“Somewhere, something incredible is waiting to be known.”—Sharon Begley.
Deconditioning Works
The upper gut symptoms officially began on January 15, 2007. The loss of multiple cycles of phase III of the migrating motor complex caused the whole GI tract to backup, to prevent the stomach from emptying at all. At the same time, the aerophagia is pumping gargantuan volumes of air into the stomach. So the stomach bloats. Here’s an example image after I dry-heaved 9 times.

The GI tract is being knocked out of homeostasis as a result of two disease states. It can’t fix the aerophagia and it can’t get the phase IIIs to not skip, but it wants to get the air out of the stomach, so what does it do?
Open the lower esophageal sphincter. This started happening in August 2008, about 18 months after the start of the reflux. Unfortunately, this fails to achieve its goal. It actually doesn’t let any air out of stomach (or at least it doesn’t trigger the belching reflex). But it does allow gastric juice into the esophagus and beyond, particularly into throat. This resulted in my developing the symptoms of laryngopharyngeal reflux (LPR).

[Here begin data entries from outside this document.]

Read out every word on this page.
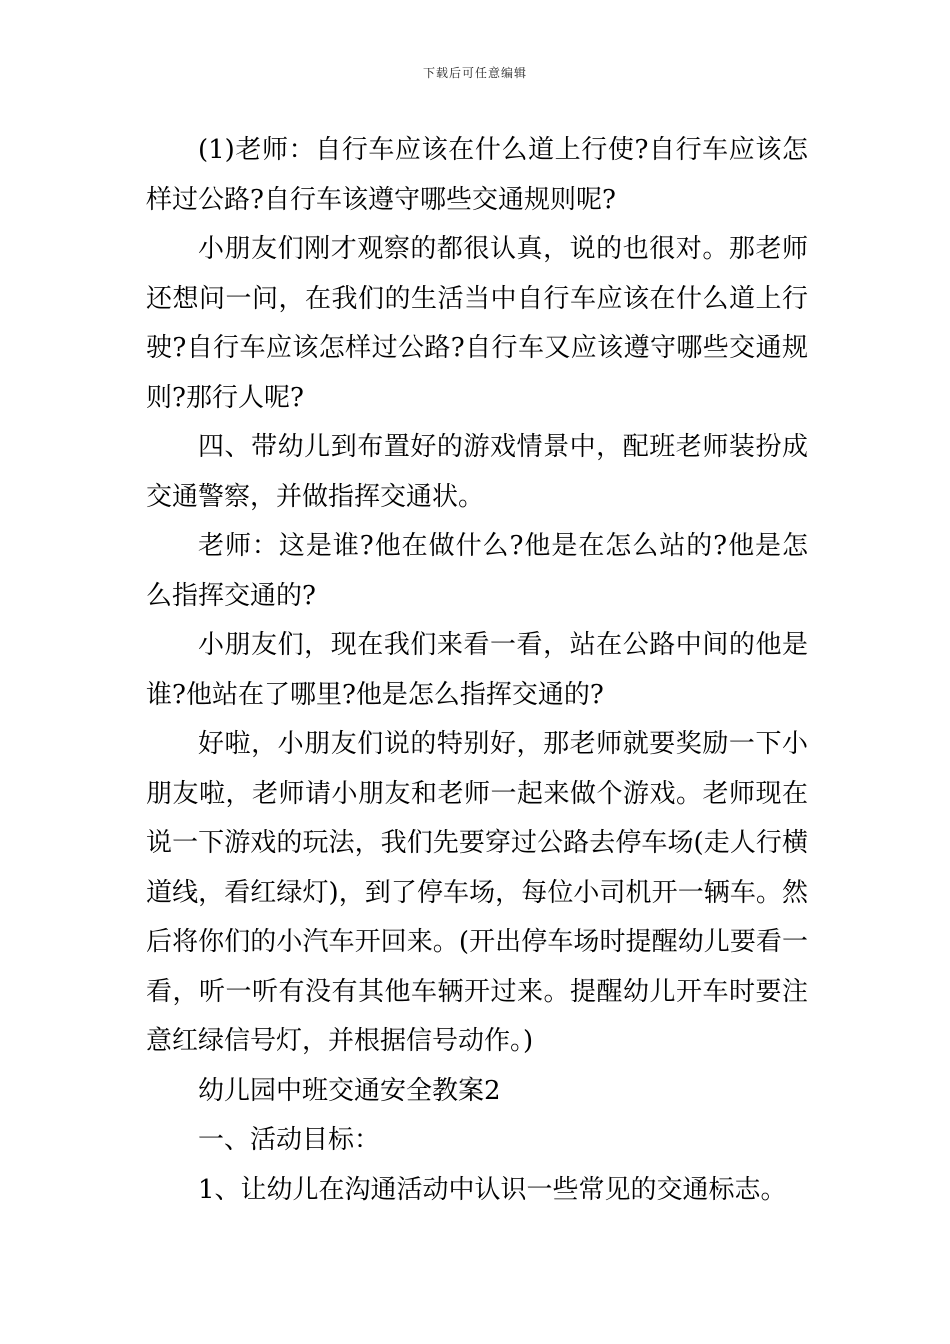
下载后可任意编辑

(1)老师：自行车应该在什么道上行使?自行车应该怎样过公路?自行车该遵守哪些交通规则呢?

小朋友们刚才观察的都很认真，说的也很对。那老师还想问一问，在我们的生活当中自行车应该在什么道上行驶?自行车应该怎样过公路?自行车又应该遵守哪些交通规则?那行人呢?

四、带幼儿到布置好的游戏情景中，配班老师装扮成交通警察，并做指挥交通状。

老师：这是谁?他在做什么?他是在怎么站的?他是怎么指挥交通的?

小朋友们，现在我们来看一看，站在公路中间的他是谁?他站在了哪里?他是怎么指挥交通的?

好啦，小朋友们说的特别好，那老师就要奖励一下小朋友啦，老师请小朋友和老师一起来做个游戏。老师现在说一下游戏的玩法，我们先要穿过公路去停车场(走人行横道线，看红绿灯)，到了停车场，每位小司机开一辆车。然后将你们的小汽车开回来。(开出停车场时提醒幼儿要看一看，听一听有没有其他车辆开过来。提醒幼儿开车时要注意红绿信号灯，并根据信号动作。)

幼儿园中班交通安全教案2

一、活动目标：

1、让幼儿在沟通活动中认识一些常见的交通标志。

There is no good treatment for LPR. PPIs are useless because they don’t prevent the reflux itself, and despite raising the pH of the gastric juice, it’s acidic enough, and it contains gastric enzymes to still irritate the throat tissues. (Baclofen does suppress LPR, but it has a short half-life and isn’t practical. Iberogast may help with LPR, but during the time I had the LPR, I never tried it.)
ENTs have a scoring system to measure the degrees of reflux called Reflux Finding Score. It ranges from 0–26 and mine peaked at 19.
The burning throat started several years after the reflux begun, but it is not caused by the reflux per se. Burning throat is not a symptom known to medical science and based on what I have seen on the English-speaking Internet, only a handful of people worldwide have experienced it.
Anyway, with the PEG in place and bloating essentially eliminated, keeping an open lower esophageal sphincter serves no physiological purpose.
My theory was that the body would “realize” this and slowly extinguish the physiological adaptation and tighten up the sphincter.
Well, 18 months after the PEG was implanted, this is indeed what happened. The sphincter pressure returned to normal and my Reflux Finding Score reverted back to zero. The LPR went away.
Of course, the burning throat, which is a separate pathology, was unchanged.